Acabo esquecendo a mensagem da minha irmã até o fim da reunião quando checo o celular novamente e vejo que recebi um emoticon de coração em resposta ao que havia dito. Por falar em reunião, que desastre! Sim, eu posso culpar Marcelo, pois sua paciência parece não existir. Ele estava irredutível sobre qualquer mudança em seu projeto. Por mais que a nossa empresa tenha nome, que os clientes confiem plenamente em nossas decisões e em sua maioria aprovem os projetos de primeira, com esse não rolou. Nesses casos as coisas deveriam ser bem simples: é só ver se as mudanças são viáveis.

E sim, eram!

O problema estava sobre quem sugeriu as alterações. Tinha que vir do — juro que estou tentando não falar palavrão — idiota do Felipe Camargo. Sim, eu tenho certeza de que isso foi apenas para se mostrar na frente do Sr. Edson Salles Moreira, pai do Marcelo e dono da empresa.

Enquanto penso em tudo o que ocorreu na reunião, o telefone sobre minha mesa toca:

— Venha até minha sala, agora! — Do outro lado da linha, a voz de Marcelo soa sem nenhuma delicadeza. Também pudera, graças a todas as alterações que ele se negou a fazer, o Sr. Edson transferiu o projeto para as mãos de Felipe. Ele não está com raiva, ele está com ódio de tudo e todos. E isso me inclui, mas se ele alterar a voz de novo para mim, juro que o ponho no lugar.

Levanto da minha mesa e ajeito minha saia lápis cor vinho.

"Ok, respire Ana Luísa."

Abro a porta de madeira e caminho rapidamente até sua mesa acompanhada do barulho desconcertante de meus saltos batendo no piso. Estou com a agenda aberta e a caneta pronta.

— Não é justo — Marcelo diz, de repente. É possível sentir seu ódio e sua dor em cada palavra. Ele está mal. — Eu trabalhei que nem um louco nesse projeto. Praticamente escravizei todos vocês e a mim também, eu me dediquei em cada fase e momento, e agora pedem uma alteração ridícula dessas? Isso é coisa do Felipe, ele sempre está tentando acabar com os meus planos.

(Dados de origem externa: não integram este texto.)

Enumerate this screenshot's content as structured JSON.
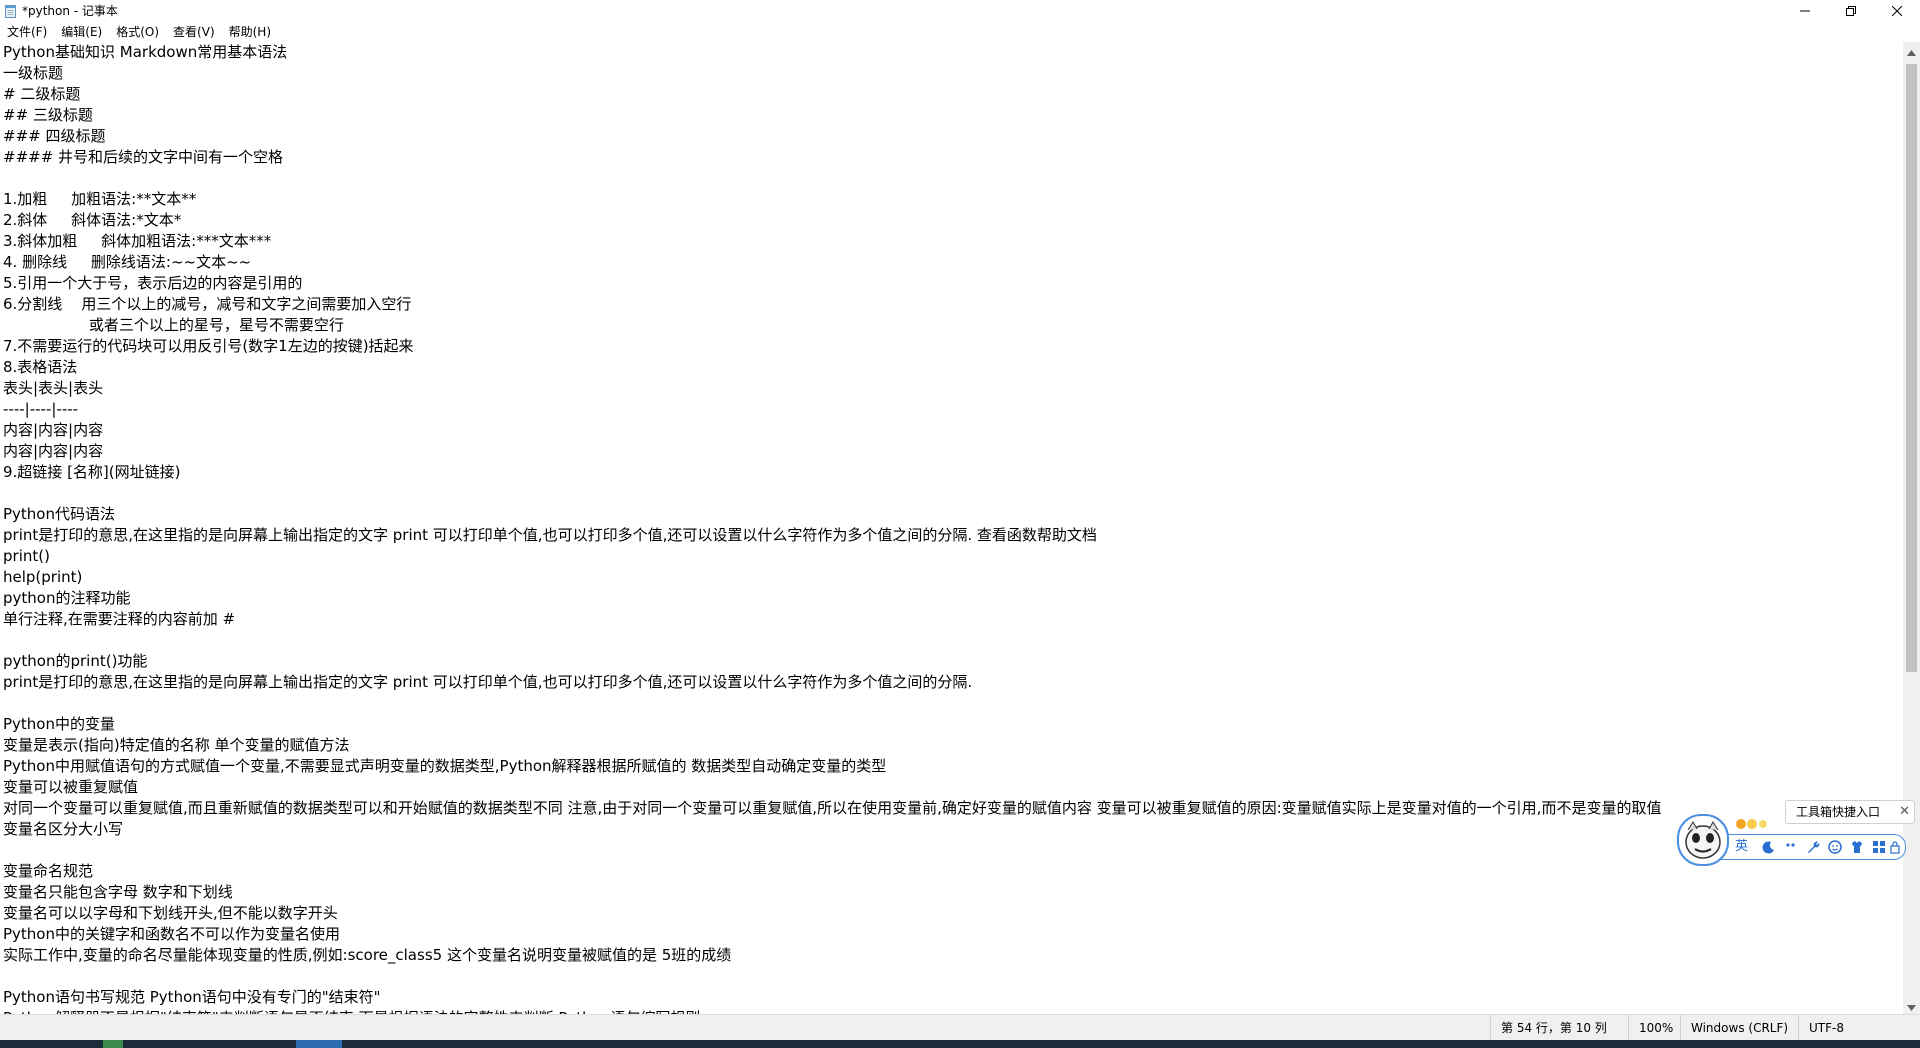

Ok, ainda não estamos na fase de cancelar todos os compromissos do dia para ele sair para beber com os amigos, como já aconteceu algumas vezes.

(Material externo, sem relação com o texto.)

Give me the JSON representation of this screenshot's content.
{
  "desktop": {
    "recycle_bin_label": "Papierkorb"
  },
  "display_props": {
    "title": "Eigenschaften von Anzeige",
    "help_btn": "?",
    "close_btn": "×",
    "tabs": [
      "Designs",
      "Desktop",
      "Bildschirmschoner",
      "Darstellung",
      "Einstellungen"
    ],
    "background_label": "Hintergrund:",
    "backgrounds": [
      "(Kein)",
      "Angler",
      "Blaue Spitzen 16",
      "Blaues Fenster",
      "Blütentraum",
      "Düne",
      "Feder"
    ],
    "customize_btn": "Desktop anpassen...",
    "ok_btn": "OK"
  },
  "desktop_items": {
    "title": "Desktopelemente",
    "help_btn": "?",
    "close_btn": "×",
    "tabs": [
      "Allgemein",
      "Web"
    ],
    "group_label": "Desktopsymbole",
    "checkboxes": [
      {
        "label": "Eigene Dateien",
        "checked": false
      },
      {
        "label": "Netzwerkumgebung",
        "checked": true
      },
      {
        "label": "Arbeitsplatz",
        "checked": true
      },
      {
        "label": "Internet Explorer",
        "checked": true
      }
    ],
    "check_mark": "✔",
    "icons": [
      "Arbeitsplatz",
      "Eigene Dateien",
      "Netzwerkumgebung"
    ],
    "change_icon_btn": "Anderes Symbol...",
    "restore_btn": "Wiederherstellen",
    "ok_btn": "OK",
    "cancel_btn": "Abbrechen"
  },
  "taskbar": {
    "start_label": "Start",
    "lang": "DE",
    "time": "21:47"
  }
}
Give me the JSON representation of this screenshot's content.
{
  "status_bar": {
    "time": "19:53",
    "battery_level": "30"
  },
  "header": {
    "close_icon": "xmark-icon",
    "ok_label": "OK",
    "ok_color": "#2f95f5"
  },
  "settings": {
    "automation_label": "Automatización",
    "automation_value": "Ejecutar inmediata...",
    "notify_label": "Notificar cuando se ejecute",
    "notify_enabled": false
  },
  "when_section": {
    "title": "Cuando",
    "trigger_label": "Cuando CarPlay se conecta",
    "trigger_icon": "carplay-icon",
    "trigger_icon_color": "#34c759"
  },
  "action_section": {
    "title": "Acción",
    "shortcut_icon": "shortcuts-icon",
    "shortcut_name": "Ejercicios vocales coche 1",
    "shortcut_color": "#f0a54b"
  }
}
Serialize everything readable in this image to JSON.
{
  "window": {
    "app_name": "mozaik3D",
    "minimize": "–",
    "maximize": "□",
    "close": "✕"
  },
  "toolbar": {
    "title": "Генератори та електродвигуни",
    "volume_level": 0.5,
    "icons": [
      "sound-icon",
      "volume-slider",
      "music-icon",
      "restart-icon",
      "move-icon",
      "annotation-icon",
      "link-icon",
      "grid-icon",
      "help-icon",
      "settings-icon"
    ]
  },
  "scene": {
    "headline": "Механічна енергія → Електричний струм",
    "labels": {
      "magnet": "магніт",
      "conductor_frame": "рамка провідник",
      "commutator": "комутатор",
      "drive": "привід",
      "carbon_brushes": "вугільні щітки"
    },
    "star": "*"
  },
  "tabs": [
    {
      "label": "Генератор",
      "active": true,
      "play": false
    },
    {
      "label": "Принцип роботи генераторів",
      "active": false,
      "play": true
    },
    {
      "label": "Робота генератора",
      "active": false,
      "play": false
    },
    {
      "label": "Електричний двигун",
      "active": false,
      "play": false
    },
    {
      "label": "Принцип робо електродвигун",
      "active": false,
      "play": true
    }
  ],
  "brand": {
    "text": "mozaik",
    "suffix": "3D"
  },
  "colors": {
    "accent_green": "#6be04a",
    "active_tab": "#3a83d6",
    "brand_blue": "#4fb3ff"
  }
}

— Concordo, eu também não acho que seja justo — digo, atraindo o seu olhar para mim. — Assim como não foi justo você ficar insistindo nessa questão, era só fazer a alteração.

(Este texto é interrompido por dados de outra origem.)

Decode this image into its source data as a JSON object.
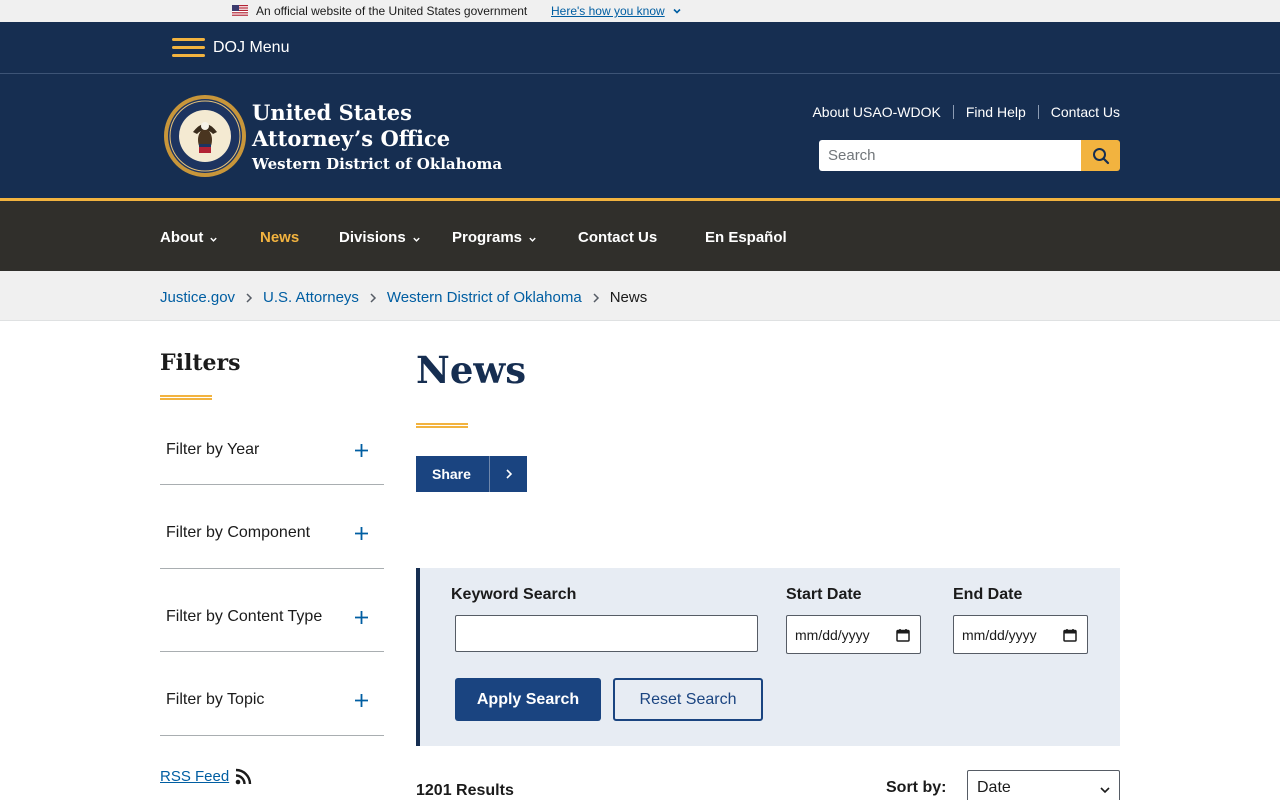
{
  "gov_banner": {
    "text": "An official website of the United States government",
    "how_link": "Here's how you know"
  },
  "doj_menu": {
    "label": "DOJ Menu"
  },
  "header": {
    "title_line1": "United States",
    "title_line2": "Attorney’s Office",
    "title_line3": "Western District of Oklahoma",
    "util_links": [
      "About USAO-WDOK",
      "Find Help",
      "Contact Us"
    ],
    "search_placeholder": "Search"
  },
  "nav": {
    "items": [
      {
        "label": "About",
        "dropdown": true
      },
      {
        "label": "News",
        "dropdown": false,
        "active": true
      },
      {
        "label": "Divisions",
        "dropdown": true
      },
      {
        "label": "Programs",
        "dropdown": true
      },
      {
        "label": "Contact Us",
        "dropdown": false
      },
      {
        "label": "En Español",
        "dropdown": false
      }
    ]
  },
  "breadcrumb": {
    "items": [
      "Justice.gov",
      "U.S. Attorneys",
      "Western District of Oklahoma"
    ],
    "current": "News"
  },
  "filters": {
    "title": "Filters",
    "items": [
      "Filter by Year",
      "Filter by Component",
      "Filter by Content Type",
      "Filter by Topic"
    ],
    "rss_label": "RSS Feed"
  },
  "main": {
    "title": "News",
    "share_label": "Share",
    "search_panel": {
      "keyword_label": "Keyword Search",
      "keyword_value": "",
      "start_label": "Start Date",
      "start_value": "mm/dd/yyyy",
      "end_label": "End Date",
      "end_value": "mm/dd/yyyy",
      "apply_label": "Apply Search",
      "reset_label": "Reset Search"
    },
    "results": "1201 Results",
    "sort_label": "Sort by:",
    "sort_value": "Date"
  },
  "colors": {
    "navy": "#162e51",
    "gold": "#f2b33f",
    "dark_nav": "#302f2b",
    "link_blue": "#005ea2",
    "button_blue": "#1a4480"
  }
}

— Eu sei o que é melhor para esse projeto — ele afirma.

— Eu não tenho dúvidas disso, contudo, quem está pagando pelo projeto não é você. Esse é um cliente importantíssimo. Se ele pedir para fazer uma alteração para colocar um pênis em uma embalagem de refrigerante, você simplesmente deveria fazê-lo ou, de uma maneira madura, tentar persuadi-lo. Às vezes me simpatizo com o Marcelo, por isso é que lhe dou conselhos. Ele logo entende o que eu quero dizer e abre um sorriso.

— Então, marque um jantar informal com o CEO para hoje mesmo...

— Não seria melhor para amanhã? — bem, confesso que a mensagem da minha irmã mexeu comigo. Quando vi a reunião inteira, planejada há semanas por mim, ir por água abaixo, deduzi que somente isso poderia explicar os acontecimentos de hoje. Até comigo Marcelo está arisco. “Círculo Social e no trabalho” isso estava se repetido centenas de vezes na minha cabeça. — Hoje você está muito sobrecarregado. Posso verificar se ele tem disponibilidade para um almoço com você amanhã.

— Um almoço. É algo bem descompromissado. Vou confiar isso a você. Verifique a minha agenda e marque.

— Tudo bem, farei isso. Mais alguma coisa, Sr. Moreira?

— Que tal fazermos um happy hour hoje? Sei que você está feliz de poder sair cedo, mas acho que seria bom. Sabe, para o clima na empresa. — Ele pega um elástico na sua gaveta e prende o cabelo em um coque.

— Por mais que eu adore confraternizar — mentira, eu odeio fortemente quando se trata de colegas de trabalho —, não é uma boa ideia fazer isso hoje, mas no fim de semana seria perfeito.

“Teu signo disse que sociabilidade não seria bom hoje, sossega o facho homem!”

— Nos fins de semana estou sempre ocupado. Fica para uma próxima, então — ele declara com um sorriso simpático, mas que me diz que não existirá uma próxima enquanto ele se lembrar desse “não”.